CE QU'ILS EN ONT PENSE :
"Il aura fallut attendre 3 ans pour que BMW démocratise sa Z4. Bon, dans l'opération, elle a bien sûr perdu un peu de sa superbe. Parce que, bien que le quatre cylindres produise une sonorité agréable, il manque de caractère… On ne peut pas tout avoir. Cela dit, cette Z4 2.0i reste une offre alléchante face à ses concurrentes directes que sont l'Audi TT et la (très chère) Mercedes SLK ; cette dernière a par contre le mérite de proposer un toit rigide escamotable. Non seulement la Béhème se singularise par sa ligne ravageuse, mais elle reste l'une des plus pratique au quotidien."

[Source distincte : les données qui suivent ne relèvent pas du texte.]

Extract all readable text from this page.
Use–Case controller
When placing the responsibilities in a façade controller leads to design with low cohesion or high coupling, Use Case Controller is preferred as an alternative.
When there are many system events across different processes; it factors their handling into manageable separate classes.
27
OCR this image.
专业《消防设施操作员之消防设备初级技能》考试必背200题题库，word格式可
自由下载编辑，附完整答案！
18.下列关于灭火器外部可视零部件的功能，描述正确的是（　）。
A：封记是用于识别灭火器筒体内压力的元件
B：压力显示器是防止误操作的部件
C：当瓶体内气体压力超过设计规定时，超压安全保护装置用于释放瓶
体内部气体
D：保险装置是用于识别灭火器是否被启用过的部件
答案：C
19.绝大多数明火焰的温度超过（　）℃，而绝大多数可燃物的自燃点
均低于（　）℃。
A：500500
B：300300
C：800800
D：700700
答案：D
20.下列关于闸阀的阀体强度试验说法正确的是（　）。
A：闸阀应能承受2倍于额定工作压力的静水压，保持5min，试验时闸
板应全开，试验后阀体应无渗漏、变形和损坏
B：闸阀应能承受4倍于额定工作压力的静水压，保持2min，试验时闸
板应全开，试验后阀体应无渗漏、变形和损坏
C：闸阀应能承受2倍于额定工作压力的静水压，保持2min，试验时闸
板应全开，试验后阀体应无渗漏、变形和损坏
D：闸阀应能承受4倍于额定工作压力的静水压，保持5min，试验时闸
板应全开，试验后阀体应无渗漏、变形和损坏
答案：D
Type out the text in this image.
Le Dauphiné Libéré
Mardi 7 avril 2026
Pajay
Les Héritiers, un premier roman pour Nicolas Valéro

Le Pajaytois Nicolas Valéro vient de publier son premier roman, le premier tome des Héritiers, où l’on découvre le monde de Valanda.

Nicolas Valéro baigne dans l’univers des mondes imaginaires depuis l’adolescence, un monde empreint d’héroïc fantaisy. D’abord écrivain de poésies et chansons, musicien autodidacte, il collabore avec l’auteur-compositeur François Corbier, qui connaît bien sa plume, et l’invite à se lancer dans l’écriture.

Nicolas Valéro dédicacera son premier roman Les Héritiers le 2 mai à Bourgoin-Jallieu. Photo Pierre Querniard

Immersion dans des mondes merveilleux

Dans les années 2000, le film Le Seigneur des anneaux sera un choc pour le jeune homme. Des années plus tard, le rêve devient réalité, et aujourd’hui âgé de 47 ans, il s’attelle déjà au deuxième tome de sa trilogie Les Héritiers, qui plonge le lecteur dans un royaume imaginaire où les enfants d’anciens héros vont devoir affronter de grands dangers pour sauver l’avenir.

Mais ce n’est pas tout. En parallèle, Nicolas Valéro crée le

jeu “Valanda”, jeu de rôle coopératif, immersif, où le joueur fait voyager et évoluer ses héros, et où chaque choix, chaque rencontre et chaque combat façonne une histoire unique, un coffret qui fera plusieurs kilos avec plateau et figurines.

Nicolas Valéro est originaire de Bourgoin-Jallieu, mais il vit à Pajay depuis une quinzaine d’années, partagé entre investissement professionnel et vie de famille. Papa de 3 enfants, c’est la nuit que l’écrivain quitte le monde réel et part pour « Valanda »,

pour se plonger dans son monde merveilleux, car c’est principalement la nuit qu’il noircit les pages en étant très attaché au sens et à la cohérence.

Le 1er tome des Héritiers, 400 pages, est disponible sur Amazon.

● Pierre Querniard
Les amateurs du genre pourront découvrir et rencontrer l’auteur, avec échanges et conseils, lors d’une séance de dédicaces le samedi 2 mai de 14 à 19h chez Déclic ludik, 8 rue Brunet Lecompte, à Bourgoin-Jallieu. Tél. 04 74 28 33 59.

Le Moniteur Automobile - 28 juillet 2005 - BMW Z4 2.0i.

"Facturée 30900 euros, cette nouvelle version 2.0i est alléchante sur le papier. Reste que pour 1400 euros de plus et 1,3 litres aux 100 km de plus, la 2.2 litres de 170 ch offre deux cylindres supplémentaires. Et quand on a goûté à l'agrément et à la musique des " Six en ligne " BMW, difficile de résister à la tentation."
Action Auto Moto - Août 2005 - BMW Z4 2.0i.